Focal Length: Mean = 1,826.07 px, Std = 27.72 px
When all 9 points are used together, even with noise, the consensus overwhelms individual measurement errors. Small uniform noise doesn't drastically change the geometric configuration.

Comparison: Part 2a vs. Part 2b
| Metric | Leave-One-Out | Monte Carlo | Ratio |
|---|---|---|---|
| Std Latitude | 0.000650° (~72m) | 0.000011° (~1.2m) | 59.1× |
| Std Longitude | 0.001802° (~137m) | 0.000024° (~1.7m) | 75.1× |
| Std Altitude | 46.32 m | 1.23 m | 37.7× |
| Focal Length std | 332.31 px | 27.72 px | 12.0× |
| Mean Altitude | 14.04 m (outlier affected) | 28.35 m (realistic) | — |


The extreme LOO/Monte Carlo disparity (58–115× more variation) reveals high sensitivity to geometric configuration changes. The system is fragile to geometric changes (removing points changes the configuration drastically) but robust to measurement noise (small uniform perturbations don't break the consensus).
Final Comparison: Urban vs. Marine
| Metric | NU Webcam (Urban) | Harbor Webcam (Marine) | Winner |
|---|---|---|---|
| LOO Lat Std | 0.000197° | 0.000650° | NU (3.3× better) |
| LOO Alt Std | 22.21 m | 46.32 m | NU (2.1× better) |
| MC Lat Std | 0.000020° | 0.000011° | Harbor (1.8× better) |
| MC Alt Std | 1.12 m | 1.23 m | NU (slightly better) |
| MC Focal Std | 6.19 px | 27.72 px | NU (4.5× better) |
| LOO/MC Ratio | 10–20× | 37–75× | NU (much better) |
Urban environments win for geometric stability. Well-defined building corners provide more reliable landmark identification than natural coastal features. The NU webcam shows better overall stability across 4 of 6 metrics.

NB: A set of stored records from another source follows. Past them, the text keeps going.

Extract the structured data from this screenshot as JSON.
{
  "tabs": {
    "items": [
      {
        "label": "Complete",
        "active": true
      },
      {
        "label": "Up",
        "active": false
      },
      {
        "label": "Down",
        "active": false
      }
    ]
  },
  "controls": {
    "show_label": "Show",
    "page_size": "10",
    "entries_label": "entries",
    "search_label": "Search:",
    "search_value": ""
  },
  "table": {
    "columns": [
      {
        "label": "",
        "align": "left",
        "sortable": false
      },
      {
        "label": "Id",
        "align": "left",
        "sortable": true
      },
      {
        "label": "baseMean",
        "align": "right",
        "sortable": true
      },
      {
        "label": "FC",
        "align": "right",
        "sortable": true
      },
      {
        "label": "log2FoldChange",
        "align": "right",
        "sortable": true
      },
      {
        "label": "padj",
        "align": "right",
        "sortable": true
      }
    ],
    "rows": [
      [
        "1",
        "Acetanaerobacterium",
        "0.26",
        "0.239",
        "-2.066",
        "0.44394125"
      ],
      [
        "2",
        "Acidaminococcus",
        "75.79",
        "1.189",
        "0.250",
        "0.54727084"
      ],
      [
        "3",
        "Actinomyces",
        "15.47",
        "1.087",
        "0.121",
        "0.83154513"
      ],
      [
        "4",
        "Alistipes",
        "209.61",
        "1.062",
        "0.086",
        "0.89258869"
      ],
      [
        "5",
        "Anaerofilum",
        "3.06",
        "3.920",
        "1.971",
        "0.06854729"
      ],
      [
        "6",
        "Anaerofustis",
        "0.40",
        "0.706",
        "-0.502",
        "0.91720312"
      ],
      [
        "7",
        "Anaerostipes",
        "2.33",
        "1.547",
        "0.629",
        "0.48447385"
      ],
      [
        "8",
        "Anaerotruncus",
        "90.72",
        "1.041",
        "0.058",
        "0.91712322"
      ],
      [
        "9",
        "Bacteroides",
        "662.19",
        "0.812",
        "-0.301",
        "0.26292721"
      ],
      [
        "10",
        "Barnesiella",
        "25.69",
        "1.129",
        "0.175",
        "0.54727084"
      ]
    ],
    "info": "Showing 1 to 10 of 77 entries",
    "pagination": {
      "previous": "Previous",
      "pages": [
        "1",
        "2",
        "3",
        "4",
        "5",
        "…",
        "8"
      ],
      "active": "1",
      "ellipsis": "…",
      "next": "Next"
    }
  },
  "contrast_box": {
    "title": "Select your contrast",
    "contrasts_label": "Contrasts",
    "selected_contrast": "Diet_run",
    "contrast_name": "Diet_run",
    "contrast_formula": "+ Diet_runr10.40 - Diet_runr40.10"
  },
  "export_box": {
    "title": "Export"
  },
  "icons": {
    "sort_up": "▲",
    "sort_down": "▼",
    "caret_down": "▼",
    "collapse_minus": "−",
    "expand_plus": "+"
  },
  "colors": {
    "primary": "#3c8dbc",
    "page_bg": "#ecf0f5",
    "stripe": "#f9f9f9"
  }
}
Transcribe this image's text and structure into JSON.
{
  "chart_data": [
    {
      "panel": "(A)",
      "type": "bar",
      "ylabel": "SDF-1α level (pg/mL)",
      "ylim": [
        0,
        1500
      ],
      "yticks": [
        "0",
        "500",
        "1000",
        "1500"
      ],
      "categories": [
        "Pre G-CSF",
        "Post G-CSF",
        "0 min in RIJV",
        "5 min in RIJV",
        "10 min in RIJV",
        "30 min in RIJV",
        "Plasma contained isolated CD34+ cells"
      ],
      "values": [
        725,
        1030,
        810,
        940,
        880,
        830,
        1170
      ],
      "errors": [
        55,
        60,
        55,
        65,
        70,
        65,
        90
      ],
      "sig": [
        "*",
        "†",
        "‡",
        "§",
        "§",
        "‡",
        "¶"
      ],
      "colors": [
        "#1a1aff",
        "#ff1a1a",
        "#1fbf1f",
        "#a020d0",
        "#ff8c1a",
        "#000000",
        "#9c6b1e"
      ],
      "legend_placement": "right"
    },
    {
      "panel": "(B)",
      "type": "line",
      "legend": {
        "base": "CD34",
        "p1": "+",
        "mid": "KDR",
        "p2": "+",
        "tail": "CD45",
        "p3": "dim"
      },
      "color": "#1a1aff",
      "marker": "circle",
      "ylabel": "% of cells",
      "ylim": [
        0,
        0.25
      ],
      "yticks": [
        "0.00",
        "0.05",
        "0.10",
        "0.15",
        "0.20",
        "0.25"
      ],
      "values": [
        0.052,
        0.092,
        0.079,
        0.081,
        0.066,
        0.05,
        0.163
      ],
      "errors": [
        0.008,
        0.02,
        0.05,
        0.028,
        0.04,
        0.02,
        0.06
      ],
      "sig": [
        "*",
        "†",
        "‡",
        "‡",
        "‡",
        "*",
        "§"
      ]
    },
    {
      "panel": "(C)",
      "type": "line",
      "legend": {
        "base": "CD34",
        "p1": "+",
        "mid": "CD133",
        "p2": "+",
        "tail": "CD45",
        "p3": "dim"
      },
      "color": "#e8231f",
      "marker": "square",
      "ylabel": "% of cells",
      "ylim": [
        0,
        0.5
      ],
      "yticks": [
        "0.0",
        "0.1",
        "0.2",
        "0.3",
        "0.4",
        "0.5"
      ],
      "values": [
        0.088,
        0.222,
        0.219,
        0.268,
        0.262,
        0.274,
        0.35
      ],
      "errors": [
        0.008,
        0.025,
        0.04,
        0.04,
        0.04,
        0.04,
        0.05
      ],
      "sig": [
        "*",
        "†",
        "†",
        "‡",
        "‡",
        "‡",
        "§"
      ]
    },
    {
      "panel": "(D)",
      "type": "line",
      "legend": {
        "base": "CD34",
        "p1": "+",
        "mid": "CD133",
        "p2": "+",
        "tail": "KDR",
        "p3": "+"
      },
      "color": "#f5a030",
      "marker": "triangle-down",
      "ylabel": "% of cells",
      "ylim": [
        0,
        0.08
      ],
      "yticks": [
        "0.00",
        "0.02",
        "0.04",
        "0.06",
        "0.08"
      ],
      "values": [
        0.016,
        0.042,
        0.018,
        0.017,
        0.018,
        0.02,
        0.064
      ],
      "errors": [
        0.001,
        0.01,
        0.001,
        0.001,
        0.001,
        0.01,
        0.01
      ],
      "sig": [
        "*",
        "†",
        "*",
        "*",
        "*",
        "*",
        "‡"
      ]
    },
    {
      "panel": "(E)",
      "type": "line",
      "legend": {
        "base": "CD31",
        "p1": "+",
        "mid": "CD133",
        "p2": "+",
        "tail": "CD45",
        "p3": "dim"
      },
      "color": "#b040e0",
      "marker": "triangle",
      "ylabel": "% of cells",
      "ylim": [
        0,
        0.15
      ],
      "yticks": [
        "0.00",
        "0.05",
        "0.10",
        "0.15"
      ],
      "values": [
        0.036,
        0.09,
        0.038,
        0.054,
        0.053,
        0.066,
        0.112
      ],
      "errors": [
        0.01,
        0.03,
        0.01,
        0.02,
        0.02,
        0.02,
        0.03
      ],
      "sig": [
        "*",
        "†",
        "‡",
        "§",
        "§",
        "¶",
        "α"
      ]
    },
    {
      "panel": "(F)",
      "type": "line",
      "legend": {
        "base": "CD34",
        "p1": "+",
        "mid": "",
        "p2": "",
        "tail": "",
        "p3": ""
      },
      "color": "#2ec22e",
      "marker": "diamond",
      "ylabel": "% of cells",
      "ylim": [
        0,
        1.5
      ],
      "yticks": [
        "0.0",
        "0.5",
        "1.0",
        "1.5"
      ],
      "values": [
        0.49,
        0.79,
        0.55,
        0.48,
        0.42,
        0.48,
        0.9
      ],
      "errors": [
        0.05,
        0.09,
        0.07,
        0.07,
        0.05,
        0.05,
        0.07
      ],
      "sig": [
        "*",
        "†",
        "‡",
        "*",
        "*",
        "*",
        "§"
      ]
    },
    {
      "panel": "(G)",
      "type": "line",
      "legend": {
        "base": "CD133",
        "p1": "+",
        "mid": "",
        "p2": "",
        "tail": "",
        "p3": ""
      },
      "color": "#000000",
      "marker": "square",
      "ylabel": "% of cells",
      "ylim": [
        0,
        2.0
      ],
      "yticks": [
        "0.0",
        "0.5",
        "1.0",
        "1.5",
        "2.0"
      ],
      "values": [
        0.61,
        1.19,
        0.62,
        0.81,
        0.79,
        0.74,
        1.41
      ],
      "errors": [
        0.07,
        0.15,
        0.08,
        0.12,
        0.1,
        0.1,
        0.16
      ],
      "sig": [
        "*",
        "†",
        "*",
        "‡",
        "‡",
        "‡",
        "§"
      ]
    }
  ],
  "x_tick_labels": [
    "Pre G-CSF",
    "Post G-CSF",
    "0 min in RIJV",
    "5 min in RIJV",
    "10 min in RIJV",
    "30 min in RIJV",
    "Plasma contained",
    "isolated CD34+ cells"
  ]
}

Both achieve ~1 meter altitude precision under realistic noise. Despite the NU webcam's advantages in LOO stability, both calibrations are robust to measurement uncertainty when all points are present — Monte Carlo alt std is 1.12m (NU) vs. 1.23m (Harbor).

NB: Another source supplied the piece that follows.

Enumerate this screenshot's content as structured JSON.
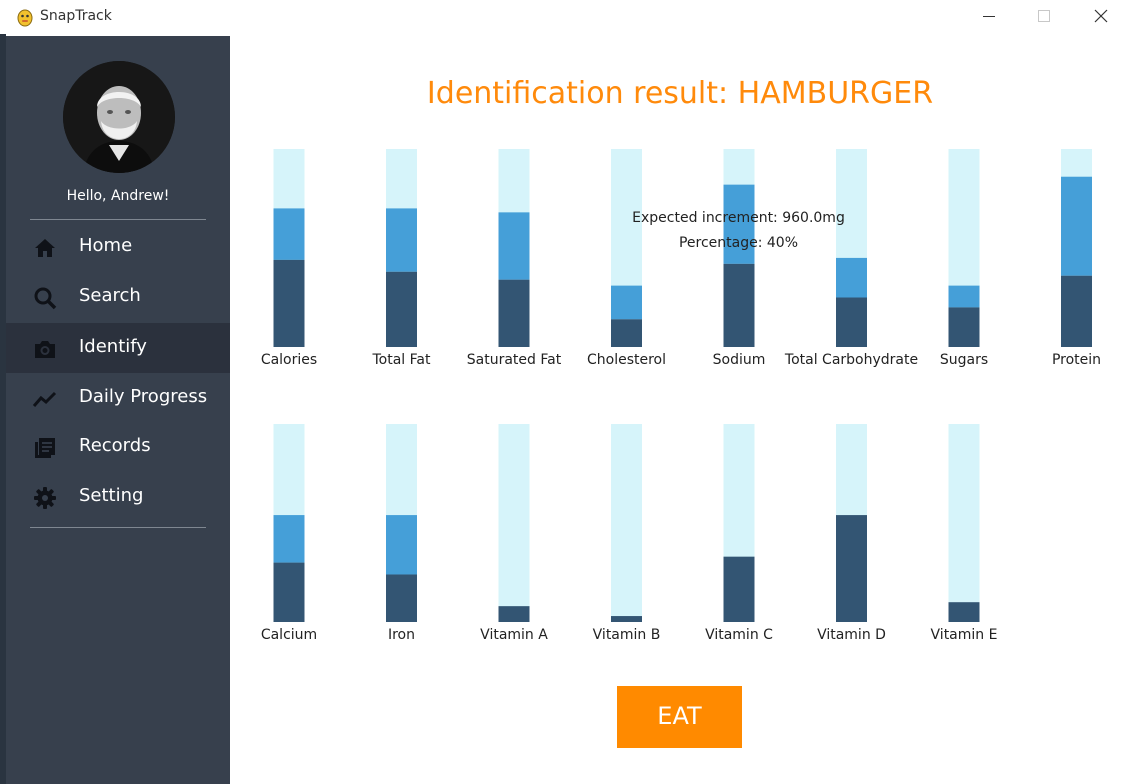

The LOO/MC ratio tells the real story. NU's 10–20× ratio vs. Harbor's 37–75× indicates that marine calibrations are much more fragile to changes in geometric configuration. Coastal features are harder to pin down, and the calibration is correspondingly more dependent on any single point being present and accurate.
The key lesson: Camera calibration from webcam feeds is surprisingly achievable with enough carefully chosen landmarks, even without direct access to the camera's manufacturer specs. But the choice of environment — and the quality of point identification — dramatically affects reliability. When you can't control your landmarks, Monte Carlo analysis tells you how much to trust your estimates.